23-28. The land shall not be sold for ever—or, "be quite cut off," as the Margin better renders it. The land was God's, and, in prosecution of an important design, He gave it to the people of His choice, dividing it among their tribes and families—who, however, held it of Him merely as tenants-at-will and had no right or power of disposing of it to strangers. In necessitous circumstances, individuals might effect a temporary sale. But they possessed the right of redeeming it, at any time, on payment of an adequate compensation to the present holder; and by the enactments of the Jubilee they recovered it free—so that the land was rendered inalienable. (See an exception to this law, Le 27:20).

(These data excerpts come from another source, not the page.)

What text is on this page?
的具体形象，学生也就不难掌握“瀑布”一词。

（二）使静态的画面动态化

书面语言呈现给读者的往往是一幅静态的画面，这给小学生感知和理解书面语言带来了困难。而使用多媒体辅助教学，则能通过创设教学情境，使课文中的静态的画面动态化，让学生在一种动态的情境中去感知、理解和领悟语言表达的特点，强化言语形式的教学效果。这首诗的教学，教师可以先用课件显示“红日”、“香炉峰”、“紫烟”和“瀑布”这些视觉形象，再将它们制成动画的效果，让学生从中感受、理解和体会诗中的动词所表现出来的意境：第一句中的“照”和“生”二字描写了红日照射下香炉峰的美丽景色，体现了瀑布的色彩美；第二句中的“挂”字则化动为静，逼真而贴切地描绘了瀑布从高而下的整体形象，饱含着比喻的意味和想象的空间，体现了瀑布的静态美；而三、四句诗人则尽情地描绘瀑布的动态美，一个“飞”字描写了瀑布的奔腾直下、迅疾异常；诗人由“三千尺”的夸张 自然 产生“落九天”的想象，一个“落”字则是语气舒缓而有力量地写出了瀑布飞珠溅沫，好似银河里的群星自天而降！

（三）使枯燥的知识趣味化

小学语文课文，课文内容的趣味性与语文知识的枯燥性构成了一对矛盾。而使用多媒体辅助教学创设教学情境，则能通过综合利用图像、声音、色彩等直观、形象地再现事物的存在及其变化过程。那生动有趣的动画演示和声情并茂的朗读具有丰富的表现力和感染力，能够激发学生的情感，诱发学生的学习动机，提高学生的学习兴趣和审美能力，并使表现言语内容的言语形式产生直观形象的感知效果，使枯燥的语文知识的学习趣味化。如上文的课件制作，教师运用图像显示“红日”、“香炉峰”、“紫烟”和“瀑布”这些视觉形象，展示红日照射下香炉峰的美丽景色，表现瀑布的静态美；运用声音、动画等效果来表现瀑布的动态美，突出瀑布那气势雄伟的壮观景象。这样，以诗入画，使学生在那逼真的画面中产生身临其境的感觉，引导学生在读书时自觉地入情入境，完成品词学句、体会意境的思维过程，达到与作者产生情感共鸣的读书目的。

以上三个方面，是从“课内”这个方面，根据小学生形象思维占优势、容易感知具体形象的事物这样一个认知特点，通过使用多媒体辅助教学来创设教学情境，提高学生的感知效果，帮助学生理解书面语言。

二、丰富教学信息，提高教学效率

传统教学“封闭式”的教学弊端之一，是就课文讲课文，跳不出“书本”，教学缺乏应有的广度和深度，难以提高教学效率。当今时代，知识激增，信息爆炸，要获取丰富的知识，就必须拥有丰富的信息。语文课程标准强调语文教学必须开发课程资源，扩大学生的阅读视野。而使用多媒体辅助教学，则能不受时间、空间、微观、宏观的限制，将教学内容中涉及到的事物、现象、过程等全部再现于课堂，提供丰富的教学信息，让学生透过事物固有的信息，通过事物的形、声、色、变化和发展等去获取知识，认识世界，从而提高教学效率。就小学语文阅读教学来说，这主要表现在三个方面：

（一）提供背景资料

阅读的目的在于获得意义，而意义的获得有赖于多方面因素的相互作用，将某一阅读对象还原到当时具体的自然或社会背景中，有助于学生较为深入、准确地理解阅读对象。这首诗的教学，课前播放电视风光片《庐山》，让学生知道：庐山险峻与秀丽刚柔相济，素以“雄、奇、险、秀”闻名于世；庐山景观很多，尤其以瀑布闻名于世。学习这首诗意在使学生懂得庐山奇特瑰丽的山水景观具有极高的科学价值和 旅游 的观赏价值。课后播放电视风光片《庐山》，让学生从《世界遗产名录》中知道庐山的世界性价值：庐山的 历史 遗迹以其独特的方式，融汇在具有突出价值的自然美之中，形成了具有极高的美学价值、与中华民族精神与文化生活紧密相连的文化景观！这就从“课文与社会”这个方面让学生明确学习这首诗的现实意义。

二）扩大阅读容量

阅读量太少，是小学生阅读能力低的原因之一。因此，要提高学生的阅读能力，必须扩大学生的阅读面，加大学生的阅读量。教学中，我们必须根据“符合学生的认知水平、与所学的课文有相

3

29-31. if a man sell a dwelling house in a walled city, then he may redeem it within a whole year after it is sold—All sales of houses were subject to the same condition. But there was a difference between the houses of villages (which, being connected with agriculture, were treated as parts of the land) and houses possessed by trading people or foreigners in walled towns, which could only be redeemed within the year after the sale; if not then redeemed, these did not revert to the former owner at the Jubilee.

32-34. Notwithstanding the cities of the Levites, &c.—The Levites, having no possessions but their towns and their houses, the law conferred on them the same privileges that were granted to the lands of the other Israelites. A certain portion of the lands surrounding the Levitical cities was appropriated to them for the pasturage of their cattle and flocks (Nu 35:4, 5). This was a permanent endowment for the support of the ministry and could not be alienated for any time. The Levites, however, were at liberty to make exchanges among themselves; and a priest might sell his house, garden, and right of pasture to another priest, but not to an Israelite of another tribe (Jer 41:7-9).

35-38. if thy brother be waxen poor, … relieve him—This was a most benevolent provision for the poor and unfortunate, designed to aid them or alleviate the evils of their condition. Whether a native Israelite or a mere sojourner, his richer neighbor was required to give him food, lodging, and a supply of money without usury. Usury was severely condemned (Ps 15:5; Eze 18:8, 17), but the prohibition cannot be considered as applicable to the modern practice of men in business, borrowing and lending at legal rates of interest.

39-46. if thy brother … be waxen poor, and be sold unto thee, thou shalt not compel him to serve as a bond-servant—An Israelite might be compelled, through misfortune, not only to mortgage his inheritance, but himself. In the event of his being reduced to this distress, he was to be treated not as a slave, but a hired servant whose engagement was temporary, and who might, through the friendly aid of a relative, be redeemed at any time before the Jubilee. The ransom money was determined on a most equitable principle. Taking account of the number of years from the proposal to redeem and the Jubilee, of the current wages of labor for that time, and multiplying the remaining years by that sum, the amount was to be paid to the master for his redemption. But if no such friendly interposition was made for a Hebrew slave, he continued in servitude till the year of Jubilee, when, as a matter of course, he regained his liberty, as well as his inheritance. Viewed in the various aspects in which it is presented in this chapter, the Jubilee was an admirable institution, and subservient in an eminent degree to uphold the interests of religion, social order, and freedom among the Israelites.